Kemudian pada tahun 1801, ilmuwan hukum asal Jerman, Johan Anselm Von Feurbach menjadi orang pertama yang merumuskan asas legalitas secara gamblang dalam bukunya yang berjudul Lehrbuch Des Gemeinen in Deutschland Giiltigen Peinlichen Rechts, dimana terdapat postulat yang melegenda “Nullum dellictum nulla poena sine praevia lege poenalli”.

Postulat tersebut kemudian terderivasi menjadi 3 bagian. Pertama, nulla poena sine lege (tiada hukuman pidana tanpa ketentuan menurut undang-undang). Kedua, nulla poena sine crimen (tiada hukuman pidana tanpa perbuatan pidana). Ketiga, nullum crimen sine poena legali (tiada perbuatan pidana tanpa ketentuan pidana menurut undang-undang).

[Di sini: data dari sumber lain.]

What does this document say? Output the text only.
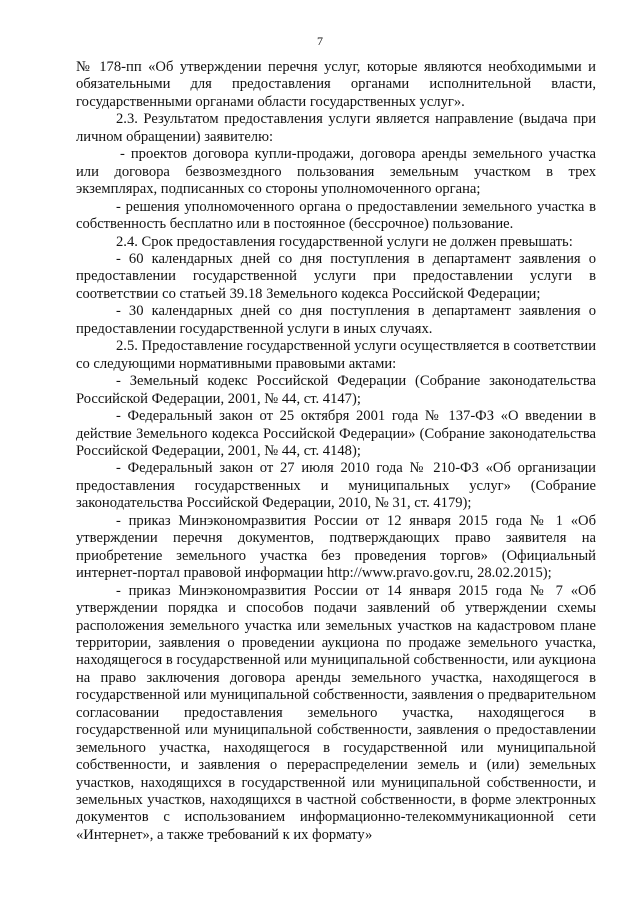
7

№ 178-пп «Об утверждении перечня услуг, которые являются необходимыми и обязательными для предоставления органами исполнительной власти, государственными органами области государственных услуг».

2.3. Результатом предоставления услуги является направление (выдача при личном обращении) заявителю:

- проектов договора купли-продажи, договора аренды земельного участка или договора безвозмездного пользования земельным участком в трех экземплярах, подписанных со стороны уполномоченного органа;

- решения уполномоченного органа о предоставлении земельного участка в собственность бесплатно или в постоянное (бессрочное) пользование.

2.4. Срок предоставления государственной услуги не должен превышать:

- 60 календарных дней со дня поступления в департамент заявления о предоставлении государственной услуги при предоставлении услуги в соответствии со статьей 39.18 Земельного кодекса Российской Федерации;

- 30 календарных дней со дня поступления в департамент заявления о предоставлении государственной услуги в иных случаях.

2.5. Предоставление государственной услуги осуществляется в соответствии со следующими нормативными правовыми актами:

- Земельный кодекс Российской Федерации (Собрание законодательства Российской Федерации, 2001, № 44, ст. 4147);

- Федеральный закон от 25 октября 2001 года № 137-ФЗ «О введении в действие Земельного кодекса Российской Федерации» (Собрание законодательства Российской Федерации, 2001, № 44, ст. 4148);

- Федеральный закон от 27 июля 2010 года № 210-ФЗ «Об организации предоставления государственных и муниципальных услуг» (Собрание законодательства Российской Федерации, 2010, № 31, ст. 4179);

- приказ Минэкономразвития России от 12 января 2015 года № 1 «Об утверждении перечня документов, подтверждающих право заявителя на приобретение земельного участка без проведения торгов» (Официальный интернет-портал правовой информации http://www.pravo.gov.ru, 28.02.2015);

- приказ Минэкономразвития России от 14 января 2015 года № 7 «Об утверждении порядка и способов подачи заявлений об утверждении схемы расположения земельного участка или земельных участков на кадастровом плане территории, заявления о проведении аукциона по продаже земельного участка, находящегося в государственной или муниципальной собственности, или аукциона на право заключения договора аренды земельного участка, находящегося в государственной или муниципальной собственности, заявления о предварительном согласовании предоставления земельного участка, находящегося в государственной или муниципальной собственности, заявления о предоставлении земельного участка, находящегося в государственной или муниципальной собственности, и заявления о перераспределении земель и (или) земельных участков, находящихся в государственной или муниципальной собственности, и земельных участков, находящихся в частной собственности, в форме электронных документов с использованием информационно-телекоммуникационной сети «Интернет», а также требований к их формату»
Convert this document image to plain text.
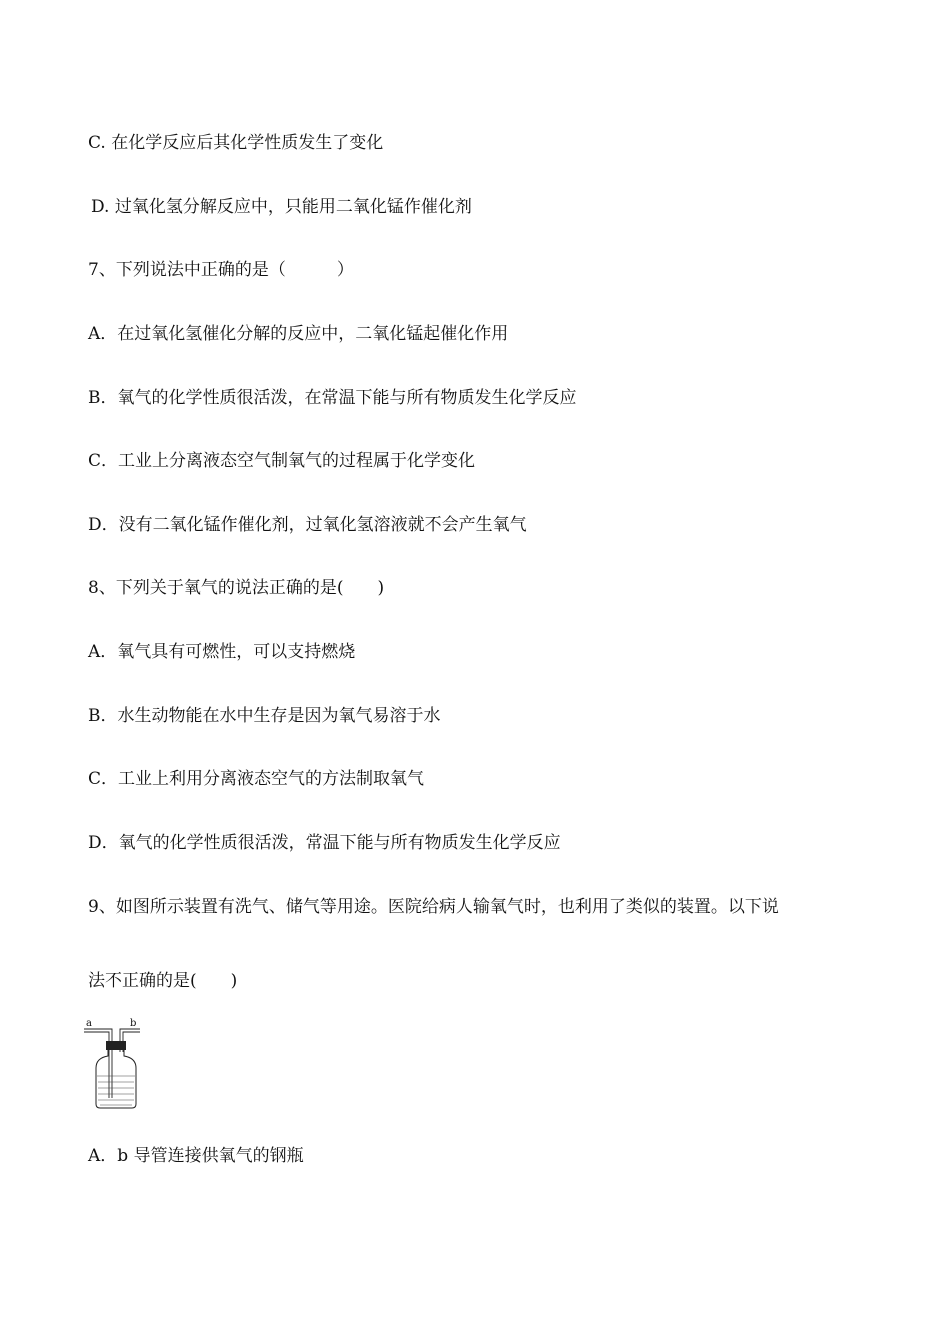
C. 在化学反应后其化学性质发生了变化
D. 过氧化氢分解反应中，只能用二氧化锰作催化剂
7、下列说法中正确的是（　　　）
A．在过氧化氢催化分解的反应中，二氧化锰起催化作用
B．氧气的化学性质很活泼，在常温下能与所有物质发生化学反应
C．工业上分离液态空气制氧气的过程属于化学变化
D．没有二氧化锰作催化剂，过氧化氢溶液就不会产生氧气
8、下列关于氧气的说法正确的是(　　)
A．氧气具有可燃性，可以支持燃烧
B．水生动物能在水中生存是因为氧气易溶于水
C．工业上利用分离液态空气的方法制取氧气
D．氧气的化学性质很活泼，常温下能与所有物质发生化学反应
9、如图所示装置有洗气、储气等用途。医院给病人输氧气时，也利用了类似的装置。以下说
法不正确的是(　　)
a	b
A．b 导管连接供氧气的钢瓶
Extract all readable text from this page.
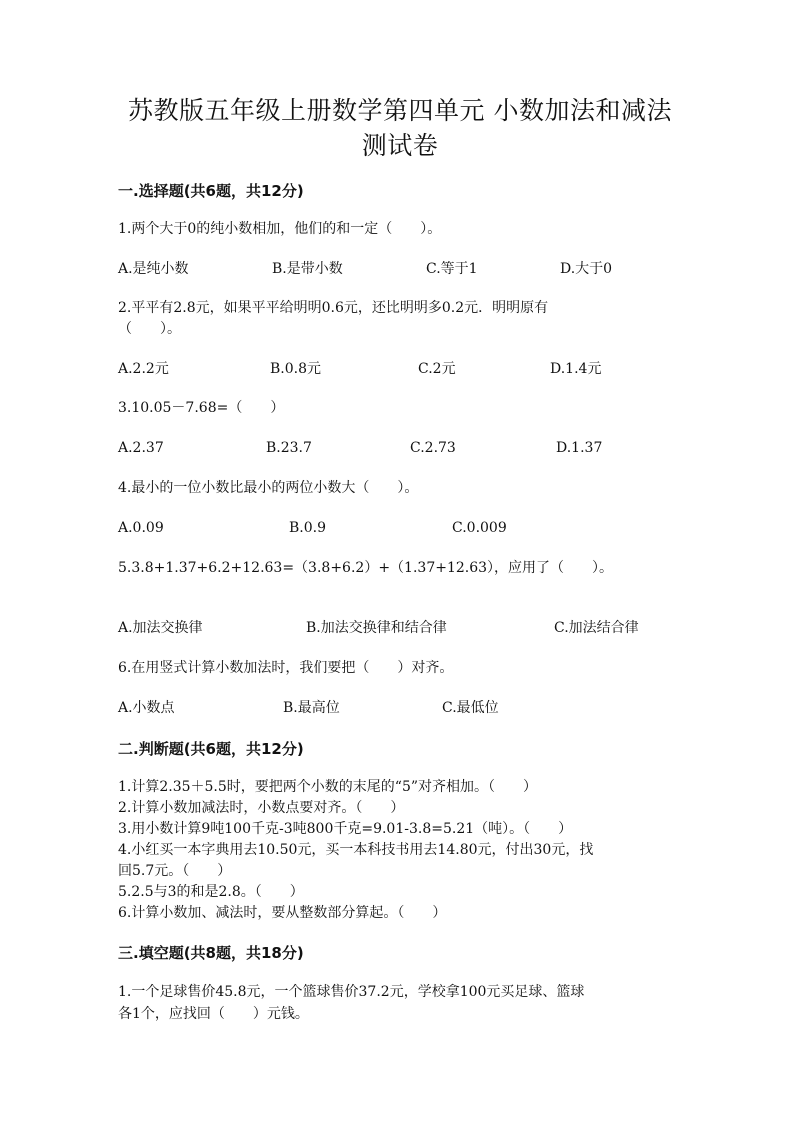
苏教版五年级上册数学第四单元 小数加法和减法
测试卷
一.选择题(共6题，共12分)
1.两个大于0的纯小数相加，他们的和一定（　　）。
A.是纯小数	B.是带小数	C.等于1	D.大于0
2.平平有2.8元，如果平平给明明0.6元，还比明明多0.2元．明明原有
（　　）。
A.2.2元	B.0.8元	C.2元	D.1.4元
3.10.05－7.68=（　　）
A.2.37	B.23.7	C.2.73	D.1.37
4.最小的一位小数比最小的两位小数大（　　）。
A.0.09	B.0.9	C.0.009
5.3.8+1.37+6.2+12.63=（3.8+6.2）+（1.37+12.63），应用了（　　）。
A.加法交换律	B.加法交换律和结合律	C.加法结合律
6.在用竖式计算小数加法时，我们要把（　　）对齐。
A.小数点	B.最高位	C.最低位
二.判断题(共6题，共12分)
1.计算2.35＋5.5时，要把两个小数的末尾的“5”对齐相加。（　　）
2.计算小数加减法时，小数点要对齐。（　　）
3.用小数计算9吨100千克-3吨800千克=9.01-3.8=5.21（吨）。（　　）
4.小红买一本字典用去10.50元，买一本科技书用去14.80元，付出30元，找
回5.7元。（　　）
5.2.5与3的和是2.8。（　　）
6.计算小数加、减法时，要从整数部分算起。（　　）
三.填空题(共8题，共18分)
1.一个足球售价45.8元，一个篮球售价37.2元，学校拿100元买足球、篮球
各1个，应找回（　　）元钱。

Buku yang ditulis oleh Von Feurbach tersebut ditulis dengan ghiroh dan spirit revolusi bangsa Eropa dari absolutisme raja, yang diinspirasi oleh berhasilnya Revolusi Perancis (1789). Pemikiran Von Feurbach tersebut kemudian menjadi mailstone bagi internalisasi asas legalitas dalam pembentukan hukum di berbagai negara, termasuk dalam KUHP positif kita yang merupakan translate dari KUHP Belanda yang dibuat pada tahun 1881 dan diberlakukan pada tahun 1888 di Belanda.

Oleh sebab itu, dari pemaparan di atas, secara historis, asbabun nuzulnya asas legalitas dilatarbelakangi oleh dua kondisi. Pertama, adanya kekuasaan yang sewenang-wenang (absolutisme raja). Kedua, kesadaran kolektif untuk memperjuangkan penghormatan terhadap hak asasi manusia melalui kontrak sosial sebagai rule demi membangun peradaban yang lebih baik.